Wenn Sie zum Anfang Ihrer Karriere zurückkehren könnten, was würden Sie Ihrem jüngeren Ich sagen?

Letztes Weihnachten habe ich mir alte Videoaufnahmen von meiner Kindheit angeschaut – weil ich nicht der Junge war, der mit Nintendos oder Fußball spielte. Seit ich 8, 7 Jahre alt war, war ich immer bei meiner Gitarre und habe rund um die Uhr Songs geschrieben. Wenn ich zurückdenke, wird mir klar, dass ich nie einen Plan B hatte. Was ich dem Kind sagen würde, ist, es weiterzumachen, alles wird sich lohnen.

Eines der Videos, die ich mir ansah, zeigte meine erste Teilnahme an einer Talentshow, als ich in der fünften Klasse war und „Samba Pa Ti“ von Carlos Santana spielte. Spulen wir zurück in den vergangenen November, als ich mit Carlos Santana bei den Latin Grammys spielte. Das Leben ist verrückt und für mich war es einer der besonderen Momente in meiner Karriere als Musiker, Produzent oder Autor.
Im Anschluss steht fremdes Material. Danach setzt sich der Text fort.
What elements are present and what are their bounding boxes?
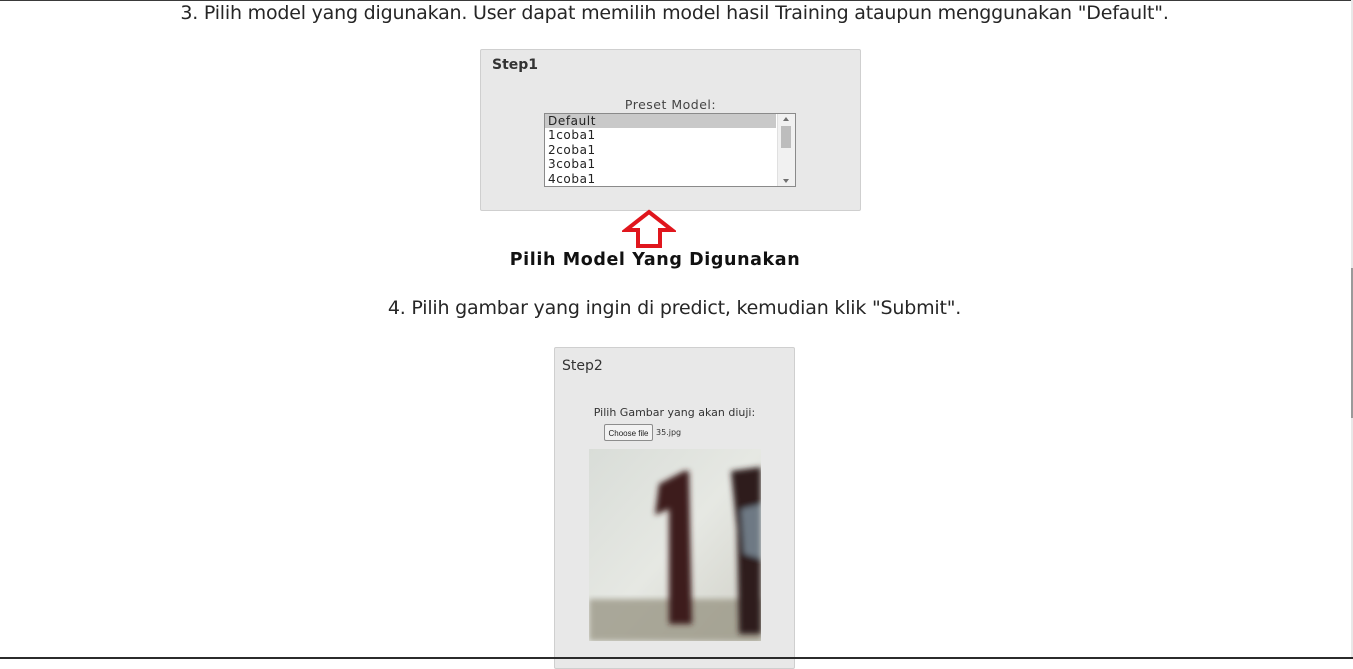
step2-panel: Step2 Pilih Gambar yang akan diuji: Choo… [554, 347, 795, 669]
instruction-step-3: 3. Pilih model yang digunakan. User dapa… [180, 2, 1169, 24]
scroll-up-icon[interactable] [783, 117, 789, 121]
preset-model-listbox[interactable]: Default 1coba1 2coba1 3coba1 4coba1 [544, 113, 796, 187]
model-option-2coba1[interactable]: 2coba1 [545, 143, 776, 157]
instruction-step-4: 4. Pilih gambar yang ingin di predict, k… [387, 297, 962, 319]
step1-panel: Step1 Preset Model: Default 1coba1 2coba… [480, 49, 861, 211]
arrow-up-icon [622, 209, 676, 248]
step2-title: Step2 [562, 358, 603, 374]
model-option-3coba1[interactable]: 3coba1 [545, 157, 776, 171]
choose-image-label: Pilih Gambar yang akan diuji: [593, 406, 756, 419]
selected-file-name: 35.jpg [656, 428, 682, 437]
listbox-scrollbar[interactable] [777, 114, 795, 186]
model-option-default[interactable]: Default [545, 114, 776, 129]
listbox-scroll-thumb[interactable] [781, 126, 791, 148]
model-option-1coba1[interactable]: 1coba1 [545, 128, 776, 142]
preset-model-label: Preset Model: [624, 97, 717, 112]
digit-image-preview [589, 449, 761, 641]
model-option-4coba1[interactable]: 4coba1 [545, 172, 776, 186]
choose-file-button[interactable]: Choose file [604, 424, 653, 441]
scroll-down-icon[interactable] [783, 179, 789, 183]
annotation-caption: Pilih Model Yang Digunakan [509, 250, 801, 270]
step1-title: Step1 [492, 57, 539, 73]
top-border [0, 0, 1353, 1]
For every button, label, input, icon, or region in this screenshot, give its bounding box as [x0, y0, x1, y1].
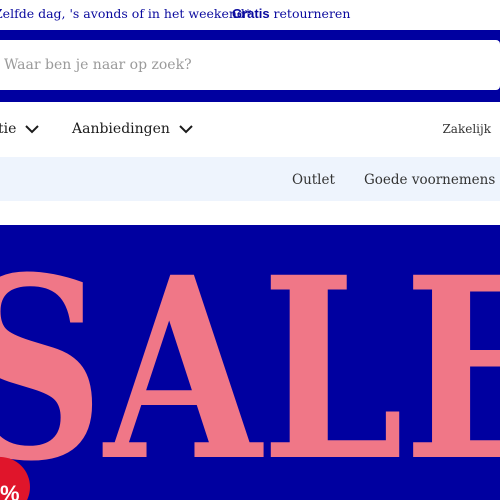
sale-banner[interactable]: SALE % [0, 225, 500, 500]
sale-text: SALE [0, 225, 500, 500]
nav-item-label: Aanbiedingen [72, 121, 170, 137]
sale-banner-graphic: SALE [0, 225, 500, 500]
main-nav: tie Aanbiedingen Zakelijk [0, 102, 500, 157]
usp-delivery-text: Zelfde dag, 's avonds of in het weekend* [0, 6, 252, 21]
subnav-link-outlet[interactable]: Outlet [292, 172, 335, 188]
search-band [0, 30, 500, 102]
chevron-down-icon [25, 125, 40, 134]
sub-nav: Outlet Goede voornemens [0, 157, 500, 201]
nav-item-aanbiedingen[interactable]: Aanbiedingen [72, 121, 194, 137]
usp-returns-text: retourneren [269, 6, 351, 21]
nav-item-assortment[interactable]: tie [0, 121, 40, 137]
search-input[interactable] [0, 40, 490, 90]
usp-bar: Zelfde dag, 's avonds of in het weekend*… [0, 0, 500, 30]
usp-returns-bold: Gratis [232, 6, 270, 21]
usp-returns: Gratis retourneren [232, 6, 350, 21]
chevron-down-icon [179, 125, 193, 134]
discount-badge-text: % [0, 481, 20, 500]
nav-item-label: tie [0, 121, 17, 137]
subnav-link-goede-voornemens[interactable]: Goede voornemens [364, 172, 495, 188]
nav-link-zakelijk[interactable]: Zakelijk [442, 122, 491, 136]
search-box [0, 40, 500, 90]
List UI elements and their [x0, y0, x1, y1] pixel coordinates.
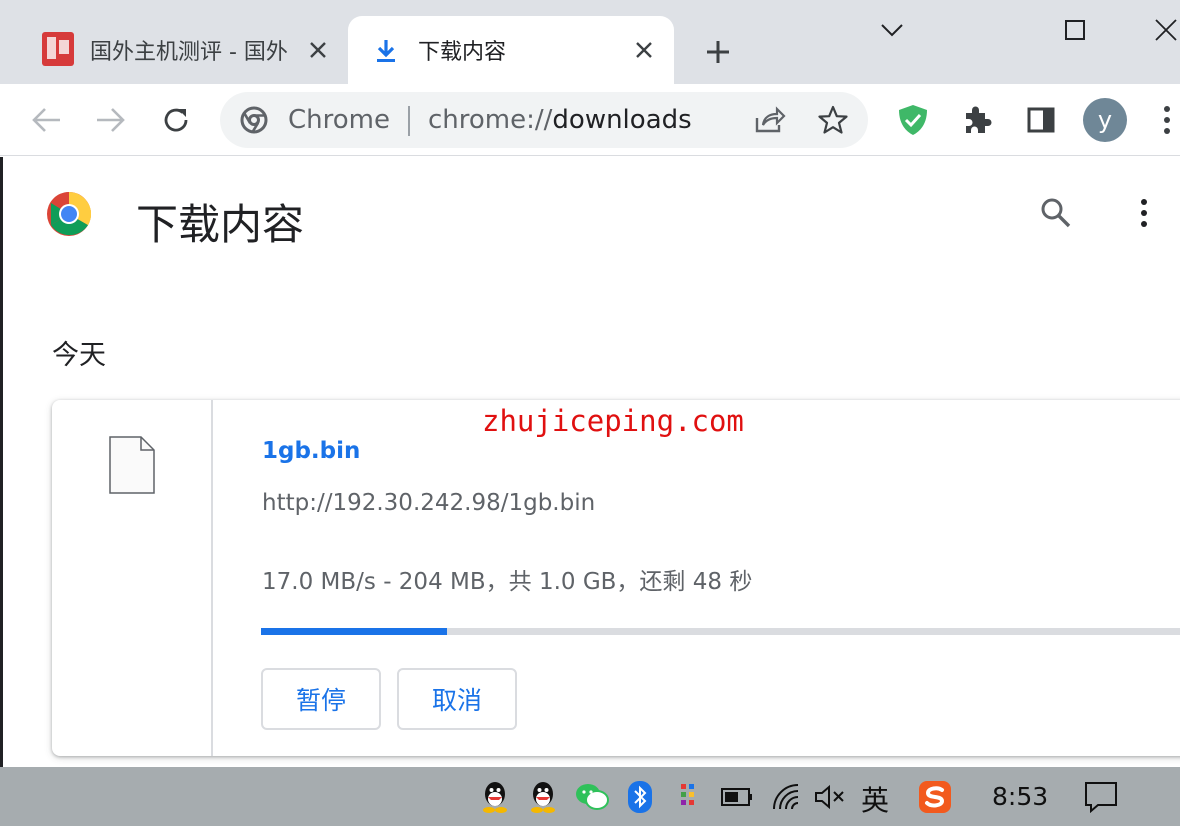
chrome-site-icon [240, 106, 268, 138]
download-status: 17.0 MB/s - 204 MB，共 1.0 GB，还剩 48 秒 [262, 569, 753, 595]
tab-title: 下载内容 [418, 40, 507, 65]
wechat-icon[interactable] [574, 779, 610, 815]
address-bar[interactable]: Chrome chrome://downloads [220, 92, 868, 148]
site-favicon-icon [42, 32, 74, 66]
reload-icon [164, 108, 188, 132]
chrome-logo-icon [46, 191, 92, 241]
tab-title: 国外主机测评 - 国外 [90, 40, 288, 65]
app-tray-icon[interactable] [670, 779, 706, 815]
taskbar-clock[interactable]: 8:53 [992, 782, 1048, 811]
plus-icon [707, 41, 729, 63]
close-icon [1155, 19, 1177, 41]
notification-center-icon[interactable] [1083, 779, 1119, 815]
forward-button[interactable] [90, 100, 130, 140]
maximize-icon [1065, 20, 1085, 40]
tab-close-icon[interactable] [304, 36, 332, 64]
chevron-down-icon [881, 24, 903, 37]
arrow-right-icon [97, 108, 125, 132]
file-source-url[interactable]: http://192.30.242.98/1gb.bin [262, 490, 595, 516]
tab-close-icon[interactable] [630, 36, 658, 64]
reload-button[interactable] [156, 100, 196, 140]
more-vertical-icon [1141, 199, 1147, 227]
download-progress-fill [261, 628, 447, 635]
puzzle-icon [966, 106, 992, 133]
tab-zhujiceping[interactable]: 国外主机测评 - 国外 [20, 16, 342, 84]
tab-search-button[interactable] [872, 10, 912, 50]
page-title: 下载内容 [136, 200, 305, 249]
new-tab-button[interactable] [700, 34, 736, 70]
shield-check-icon [899, 105, 927, 135]
profile-avatar[interactable]: y [1083, 98, 1127, 142]
pause-button[interactable]: 暂停 [261, 668, 381, 730]
watermark: zhujiceping.com [482, 404, 744, 438]
url-text[interactable]: chrome://downloads [428, 105, 692, 135]
back-button[interactable] [27, 100, 67, 140]
close-window-button[interactable] [1146, 10, 1180, 50]
date-section-heading: 今天 [52, 340, 106, 371]
page-menu-button[interactable] [1140, 198, 1148, 232]
cancel-button[interactable]: 取消 [397, 668, 517, 730]
extensions-button[interactable] [957, 100, 997, 140]
url-scheme: chrome:// [428, 105, 553, 135]
windows-taskbar: 英 8:53 [0, 767, 1180, 826]
volume-muted-icon[interactable] [812, 779, 848, 815]
maximize-button[interactable] [1055, 10, 1095, 50]
bookmark-star-icon[interactable] [818, 105, 848, 139]
file-name-link[interactable]: 1gb.bin [262, 438, 360, 464]
omnibox-separator [408, 106, 410, 136]
browser-window: 国外主机测评 - 国外 下载内容 Chrome chrome://downloa… [0, 0, 1180, 826]
download-icon [374, 38, 398, 68]
download-progress-bar [261, 628, 1180, 635]
downloads-page: 下载内容 今天 zhujiceping.com 1gb.bin http://1… [0, 157, 1180, 767]
ime-indicator[interactable]: 英 [861, 779, 889, 819]
adguard-extension-button[interactable] [893, 100, 933, 140]
download-item-card: zhujiceping.com 1gb.bin http://192.30.24… [52, 400, 1180, 756]
sogou-ime-icon[interactable] [917, 779, 953, 815]
arrow-left-icon [32, 108, 60, 132]
downloads-header: 下载内容 [0, 157, 1180, 267]
side-panel-icon [1027, 107, 1055, 133]
more-vertical-icon [1164, 106, 1170, 134]
browser-toolbar: Chrome chrome://downloads y [0, 84, 1180, 156]
file-icon [109, 436, 155, 498]
site-chip-label: Chrome [288, 105, 390, 135]
side-panel-button[interactable] [1021, 100, 1061, 140]
tab-strip: 国外主机测评 - 国外 下载内容 [0, 0, 1180, 84]
battery-icon[interactable] [719, 779, 755, 815]
share-icon[interactable] [754, 106, 786, 138]
card-divider [211, 400, 213, 756]
wifi-icon[interactable] [769, 779, 805, 815]
url-path: downloads [552, 105, 692, 135]
browser-menu-button[interactable] [1152, 100, 1180, 140]
profile-initial: y [1097, 106, 1113, 134]
tab-downloads[interactable]: 下载内容 [348, 16, 674, 84]
search-icon[interactable] [1040, 197, 1072, 233]
bluetooth-icon[interactable] [622, 779, 658, 815]
qq-icon[interactable] [477, 779, 513, 815]
qq-icon[interactable] [525, 779, 561, 815]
Man kann mir während der gesamten Aufführung einfach ins Gesicht schauen und ich lächle von einem Ohr zum anderen.

Musik hat mir bei vielen Dingen viel Freude und Zufriedenheit gebracht. Ich bin kein Mensch, der zur Seite schaut. Ich beneide nie jemanden. Ich vergleiche mich mit niemandem. Die einzige Person, mit der ich mich vergleiche, ist mein jüngeres Ich. Ich versuche jetzt, Dinge zu tun, die meiner eigenen Seele dienen, und mache Projekte wie Carlos Santanas neues Album. Ich versuche, mehr Musik für meine Seele zu machen. Das ist der ganze Zweck des Jahres 2026. Genauso wie Dinge zu tun, von denen der 15- oder 10-jährige Edgar träumen würde, und weiterzumachen, weiter zu träumen.